小社刊「殺劫(シャーチェ)チベットの文化大革命」の書評が週刊東洋経済(2009年12月19日特大号)に掲載されました。評者中川道夫氏と東洋経済誌のご許可を得て転載させていただきます。

殺劫 - ジャケット撮られていた文化大革命下のチベット

 この本を手にするとユダヤ人ローマン・ヴィシュニアックのことを思い出す。第2次世界大戦前夜の欧州で、ナチスのユダヤ迫害の光景を4年間密かに撮りつづけた写真家だ。

 本書は、かつて中国人民解放軍だったチベット人士官が文化大革命の10年を趣味のカメラで記録したもの。没後、文筆家の娘が公開、彼女が編纂し、はじめに台湾で出版された。文革の写真は珍しくないが、チベットのそれは見たことがない。造反派の若者が破壊する寺院、仏像や法具、経典は焚き火に、槍で武装したあどけない少女。「牛鬼蛇神」とされた僧侶や旧領主、役人、知識人、商人らが、それぞれの衣装を身にまとわされてつるし上げをくっている。罵声をかけ嘲笑するのは漢人だけでなくチベット人だ。毛沢東の肖像画をかかげ行進するデモ隊の後にはチベット高原の霊峰がそびえる。昨年頻発した漢族支配への抵抗のマグマは、この風景のなかに孕まれているのだろう。

チベットの二重の悲劇がそこに視える。

 本書は残された写真をただ編集したものではない。父の記憶と格闘するかのように、娘はそこに映っている紅衛兵や幹部、とくに「革命大衆」から批判され傷ついた生存者を探しあて、その四十数年後の証言を記録した。全体に写真の小さいのが気になるが、事実の重みには圧倒される。

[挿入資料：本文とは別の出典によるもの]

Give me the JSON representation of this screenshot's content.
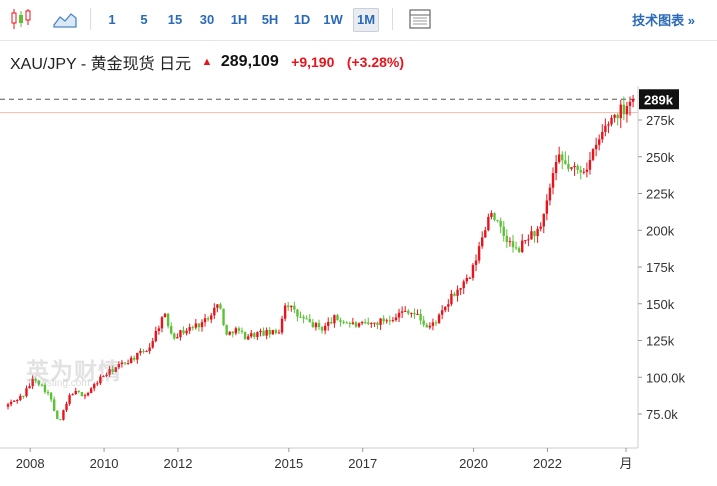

「殺劫」とは長時間、強奪、脅すという意味で、劫火の余灰が飛び散り、昔と今が時間を超越し一つになることだと、訳者はいう。エリ・ヴィーゼルはユダヤの惨禍を追憶するヴィシュアニックの写真集に「記憶の敗北をもたらす忘却を決してゆるさないこと」と記した。中国現代史の奇跡の映像録である。